Saturday, September 17, 2011

sweet prince

Now cracks a noble heart.

-- Hamlet

Alabaster Huston, who rose from humble origins to become a mentor for his peers, an explorer of streams and forests, a protector of homes, a loving friend and a counselor to counselors, died peacefully on Friday, with family gathered round him at his home in New York City, after a long illness. Named "Alabaster" by his adoptive family because of his uniform white coat, he was orphaned and spent formative stages of childhood in a rescue shelter. He won the family's invitation with his fervently expressed wish to adopt them as companions, reaching his paw through the mesh of his cage.

As he grew to maturity, his character was unaffected by the trauma of early childhood.
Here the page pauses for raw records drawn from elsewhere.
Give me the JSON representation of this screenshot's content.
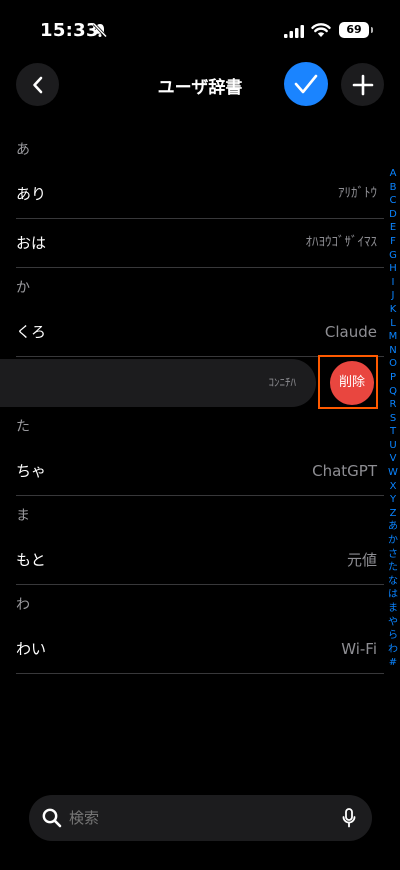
{
  "status_bar": {
    "time": "15:33",
    "battery": "69"
  },
  "nav": {
    "title": "ユーザ辞書"
  },
  "sections": [
    {
      "header": "あ",
      "rows": [
        {
          "reading": "あり",
          "word": "ｱﾘｶﾞﾄｳ"
        },
        {
          "reading": "おは",
          "word": "ｵﾊﾖｳｺﾞｻﾞｲﾏｽ"
        }
      ]
    },
    {
      "header": "か",
      "rows": [
        {
          "reading": "くろ",
          "word": "Claude"
        }
      ]
    },
    {
      "header": "た",
      "rows": [
        {
          "reading": "ちゃ",
          "word": "ChatGPT"
        }
      ]
    },
    {
      "header": "ま",
      "rows": [
        {
          "reading": "もと",
          "word": "元値"
        }
      ]
    },
    {
      "header": "わ",
      "rows": [
        {
          "reading": "わい",
          "word": "Wi-Fi"
        }
      ]
    }
  ],
  "swiped_row": {
    "word": "ｺﾝﾆﾁﾊ",
    "delete_label": "削除"
  },
  "index_letters": [
    "A",
    "B",
    "C",
    "D",
    "E",
    "F",
    "G",
    "H",
    "I",
    "J",
    "K",
    "L",
    "M",
    "N",
    "O",
    "P",
    "Q",
    "R",
    "S",
    "T",
    "U",
    "V",
    "W",
    "X",
    "Y",
    "Z",
    "あ",
    "か",
    "さ",
    "た",
    "な",
    "は",
    "ま",
    "や",
    "ら",
    "わ",
    "#"
  ],
  "search": {
    "placeholder": "検索"
  }
}
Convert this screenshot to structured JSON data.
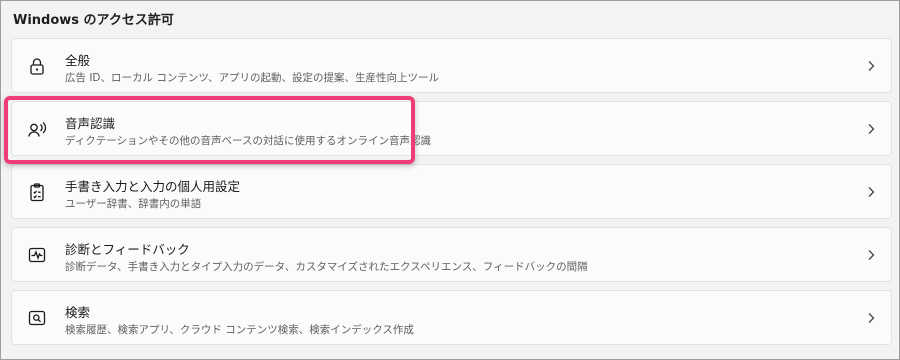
{
  "section": {
    "title": "Windows のアクセス許可"
  },
  "items": [
    {
      "icon": "lock-icon",
      "title": "全般",
      "description": "広告 ID、ローカル コンテンツ、アプリの起動、設定の提案、生産性向上ツール"
    },
    {
      "icon": "speech-person-icon",
      "title": "音声認識",
      "description": "ディクテーションやその他の音声ベースの対話に使用するオンライン音声認識"
    },
    {
      "icon": "clipboard-checklist-icon",
      "title": "手書き入力と入力の個人用設定",
      "description": "ユーザー辞書、辞書内の単語"
    },
    {
      "icon": "diagnostics-pulse-icon",
      "title": "診断とフィードバック",
      "description": "診断データ、手書き入力とタイプ入力のデータ、カスタマイズされたエクスペリエンス、フィードバックの間隔"
    },
    {
      "icon": "search-icon",
      "title": "検索",
      "description": "検索履歴、検索アプリ、クラウド コンテンツ検索、検索インデックス作成"
    }
  ],
  "highlight_color": "#ee3d74"
}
Neither shy nor excessively demonstrative, he was described by many who met him as having "a great attitude." His interests were catholic and inclusive, and he was never willingly left out of an activity, rushing to find vantage points from which to observe household or public events without once being killed by his curiosity. He displayed a remarkable comprehension of the mechanics of door-latches, and it is understood that if he had possessed opposable thumbs he would now rule the world, or at least have led a Fortune 500 company.
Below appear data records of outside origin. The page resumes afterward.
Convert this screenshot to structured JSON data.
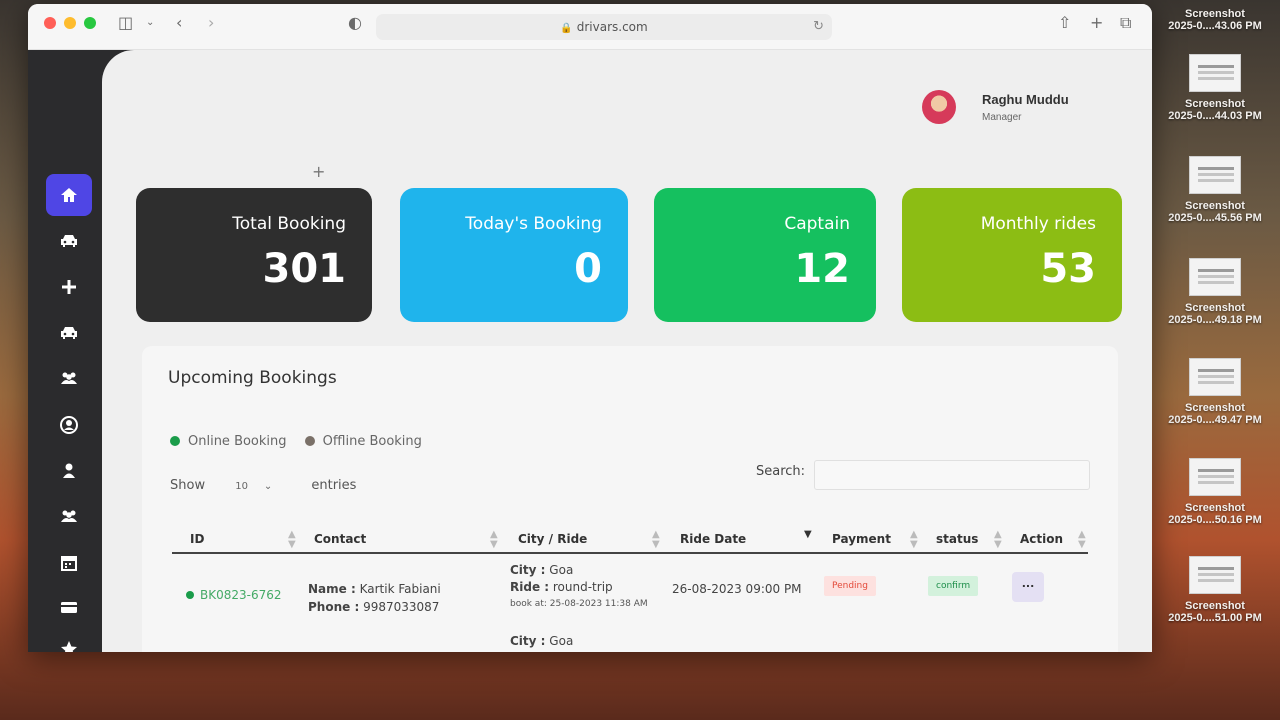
{
  "desktop": {
    "files": [
      {
        "name": "Screenshot",
        "time": "2025-0....43.06 PM"
      },
      {
        "name": "Screenshot",
        "time": "2025-0....44.03 PM"
      },
      {
        "name": "Screenshot",
        "time": "2025-0....45.56 PM"
      },
      {
        "name": "Screenshot",
        "time": "2025-0....49.18 PM"
      },
      {
        "name": "Screenshot",
        "time": "2025-0....49.47 PM"
      },
      {
        "name": "Screenshot",
        "time": "2025-0....50.16 PM"
      },
      {
        "name": "Screenshot",
        "time": "2025-0....51.00 PM"
      }
    ]
  },
  "browser": {
    "url": "drivars.com"
  },
  "user": {
    "name": "Raghu Muddu",
    "role": "Manager"
  },
  "cards": [
    {
      "title": "Total Booking",
      "value": "301",
      "color": "#2e2e2e"
    },
    {
      "title": "Today's Booking",
      "value": "0",
      "color": "#1fb4ec"
    },
    {
      "title": "Captain",
      "value": "12",
      "color": "#15c05f"
    },
    {
      "title": "Monthly rides",
      "value": "53",
      "color": "#8cbd14"
    }
  ],
  "bookings": {
    "title": "Upcoming Bookings",
    "legend": {
      "online": "Online Booking",
      "offline": "Offline Booking"
    },
    "show_label": "Show",
    "entries_value": "10",
    "entries_label": "entries",
    "search_label": "Search:",
    "columns": [
      "ID",
      "Contact",
      "City / Ride",
      "Ride Date",
      "Payment",
      "status",
      "Action"
    ],
    "rows": [
      {
        "id": "BK0823-6762",
        "name_label": "Name :",
        "name": "Kartik Fabiani",
        "phone_label": "Phone :",
        "phone": "9987033087",
        "city_label": "City :",
        "city": "Goa",
        "ride_label": "Ride :",
        "ride": "round-trip",
        "book_at": "book at: 25-08-2023 11:38 AM",
        "date": "26-08-2023 09:00 PM",
        "payment": "Pending",
        "status": "confirm",
        "action": "..."
      }
    ],
    "next_row_city_label": "City :",
    "next_row_city": "Goa"
  }
}
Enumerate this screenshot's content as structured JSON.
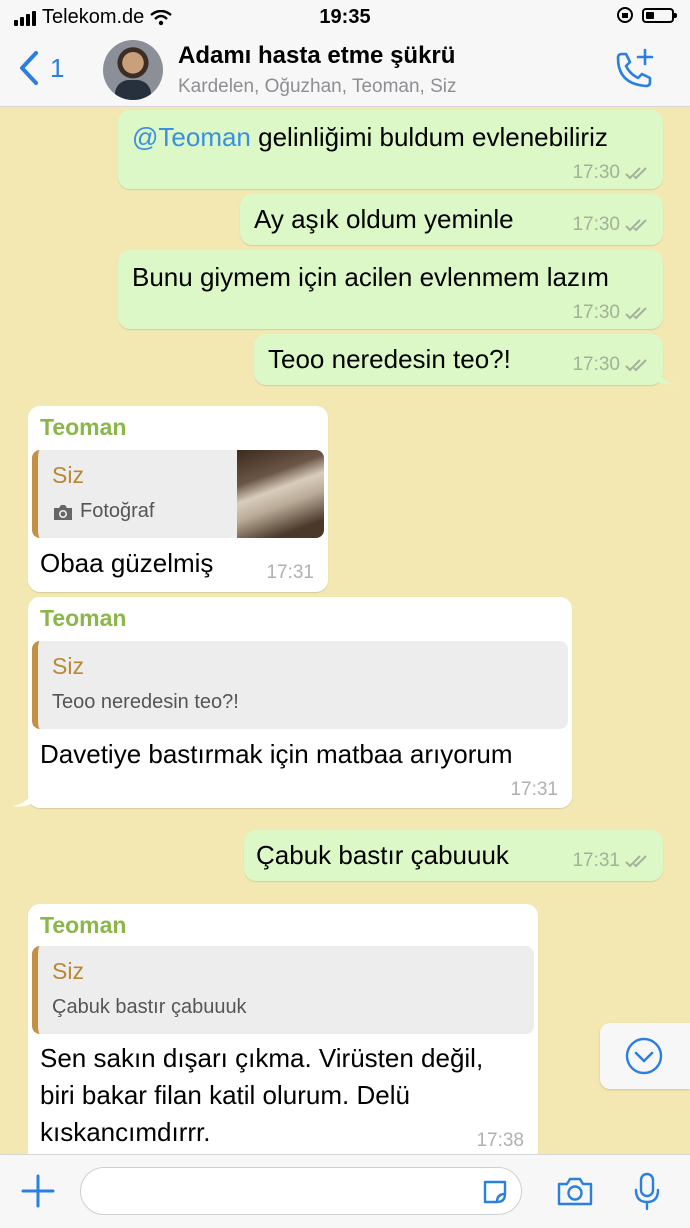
{
  "status_bar": {
    "carrier": "Telekom.de",
    "time": "19:35"
  },
  "header": {
    "back_count": "1",
    "title": "Adamı hasta etme şükrü",
    "subtitle": "Kardelen, Oğuzhan, Teoman, Siz"
  },
  "messages": [
    {
      "type": "out",
      "mention": "@Teoman",
      "text": " gelinliğimi buldum evlenebiliriz",
      "time": "17:30"
    },
    {
      "type": "out",
      "text": "Ay aşık oldum yeminle",
      "time": "17:30"
    },
    {
      "type": "out",
      "text": "Bunu giymem için acilen evlenmem lazım",
      "time": "17:30"
    },
    {
      "type": "out",
      "text": "Teoo neredesin teo?!",
      "time": "17:30"
    },
    {
      "type": "in",
      "sender": "Teoman",
      "quote_name": "Siz",
      "quote_text": "Fotoğraf",
      "text": "Obaa güzelmiş",
      "time": "17:31"
    },
    {
      "type": "in",
      "sender": "Teoman",
      "quote_name": "Siz",
      "quote_text": "Teoo neredesin teo?!",
      "text": "Davetiye bastırmak için matbaa arıyorum",
      "time": "17:31"
    },
    {
      "type": "out",
      "text": "Çabuk bastır çabuuuk",
      "time": "17:31"
    },
    {
      "type": "in",
      "sender": "Teoman",
      "quote_name": "Siz",
      "quote_text": "Çabuk bastır çabuuuk",
      "lines": [
        "Sen sakın dışarı çıkma. Virüsten değil,",
        "biri bakar filan katil olurum. Delü",
        "kıskancımdırrr."
      ],
      "time": "17:38"
    }
  ],
  "colors": {
    "chat_background": "#f3e8b1",
    "outgoing_bubble": "#dcf8c6",
    "incoming_bubble": "#ffffff",
    "accent": "#2b7fe0",
    "sender_name": "#8bb74a",
    "quote_bar": "#c29143"
  },
  "icons": [
    "wifi-icon",
    "battery-icon",
    "back-chevron-icon",
    "add-call-icon",
    "read-ticks-icon",
    "camera-icon",
    "scroll-down-icon",
    "plus-icon",
    "sticker-icon",
    "microphone-icon"
  ]
}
He was companionable with a characteristic reserve, declining to sit on the laps even of his intimates, but preferring instead to stretch on the couch beside a friend, exerting light pressure on the thigh with all four feet. He was perfectly capable however of soliciting affection at the appropriate time, reaching up to touch a face or a forearm with a gesture whose meaning was: "It's time for you to pet me now." Many who knew him wish they could be as clear in their communication, or as effective.

Though he never practiced ministry he consorted all his life with pastors, and they often thought that, had he chosen to pursue such a career, he would have done well in it. His ways were quiet and his voice was small, but he chose his utterances carefully and displayed excellent listening skills. Comfortable with silence and clear in his boundaries, he put all at their ease and comforted many during his career with a truly pastoral presence.
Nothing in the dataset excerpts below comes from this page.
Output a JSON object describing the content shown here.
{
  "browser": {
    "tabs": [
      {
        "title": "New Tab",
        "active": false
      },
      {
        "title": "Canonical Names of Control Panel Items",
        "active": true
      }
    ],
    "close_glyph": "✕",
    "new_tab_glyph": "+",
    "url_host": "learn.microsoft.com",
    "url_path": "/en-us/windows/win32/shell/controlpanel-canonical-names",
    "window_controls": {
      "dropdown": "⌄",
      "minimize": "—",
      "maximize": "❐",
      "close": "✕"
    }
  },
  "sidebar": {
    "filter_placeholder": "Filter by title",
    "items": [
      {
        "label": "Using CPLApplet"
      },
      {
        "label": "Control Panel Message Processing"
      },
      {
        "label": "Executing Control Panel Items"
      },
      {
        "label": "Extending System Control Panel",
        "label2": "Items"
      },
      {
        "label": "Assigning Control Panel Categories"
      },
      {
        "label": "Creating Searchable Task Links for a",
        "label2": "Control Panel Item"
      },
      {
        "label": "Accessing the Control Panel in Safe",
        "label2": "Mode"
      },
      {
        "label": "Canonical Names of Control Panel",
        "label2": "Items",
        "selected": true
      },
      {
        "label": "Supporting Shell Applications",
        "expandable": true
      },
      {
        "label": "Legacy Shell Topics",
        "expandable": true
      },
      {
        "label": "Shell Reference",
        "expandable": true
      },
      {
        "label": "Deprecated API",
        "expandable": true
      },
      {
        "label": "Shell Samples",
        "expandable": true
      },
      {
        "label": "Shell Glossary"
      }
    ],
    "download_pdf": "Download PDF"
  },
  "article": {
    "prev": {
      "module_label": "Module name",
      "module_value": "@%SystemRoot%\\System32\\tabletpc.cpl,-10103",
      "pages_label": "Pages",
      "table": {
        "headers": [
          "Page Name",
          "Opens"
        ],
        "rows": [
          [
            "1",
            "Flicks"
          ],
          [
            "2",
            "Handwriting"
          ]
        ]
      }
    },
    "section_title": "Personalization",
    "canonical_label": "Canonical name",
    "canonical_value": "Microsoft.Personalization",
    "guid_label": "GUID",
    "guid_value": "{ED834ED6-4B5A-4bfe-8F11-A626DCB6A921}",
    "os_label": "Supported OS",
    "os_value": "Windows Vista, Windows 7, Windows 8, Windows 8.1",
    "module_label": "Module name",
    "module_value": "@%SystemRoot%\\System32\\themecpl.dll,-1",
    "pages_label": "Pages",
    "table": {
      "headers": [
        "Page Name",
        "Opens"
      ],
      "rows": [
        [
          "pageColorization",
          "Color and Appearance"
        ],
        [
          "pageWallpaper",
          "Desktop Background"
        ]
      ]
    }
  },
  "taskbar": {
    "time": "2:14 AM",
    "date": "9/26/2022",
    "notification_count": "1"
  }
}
Though his heart was firmly anchored in the home, he always enjoyed the outdoors. As a child growing up in the suburbs he investigated the perspectives available from garage roofs and from the upper reaches of grape trellises, conducting research from those locations on avian behavior and the domestic habits of squirrels. He spent most of his adult life however in a home located amidst forests, ridges and miniature streams. This wild and constantly changing terrain called him irresistibly, and he would sometimes take a walk through the woods with a family member, lagging behind or running ahead as his curiosity might prompt him, checking in by voice with his companion just at the moment when he seemed to be lost.

His frequent solo expeditions in nature were sometimes rewarded with zoological discoveries. He would return with an enlistee for home athletic events, carefully preserved from harm and voicing its enthusiasm from the jaws of its recruiter -- a mouse or a mole or, on one memorable occasion, a baby bunny. That these guests were uniformly unharmed when members of his family returned them to the environment is a testament to his innately gentle disposition. Nature was not in his view, at least his part of it, red in tooth and claw.

His habit of peaceful play with the smaller creatures of his world sets one of his last actions in remarkable relief. About a week before he died, although much weakened by his disease, he caught, killed and ate a mouse who had invaded his city home. His younger feline apprentice stood by in amazement, to see his elder display such determination. It is hoped that this vivid example of domestic protectiveness will serve the youth as a model, in the course of an urban future.

Alabaster's remains will be cremated, and his family will devote his ashes at a suitable time to a location that suits his interests and affections. Good night, sweet prince.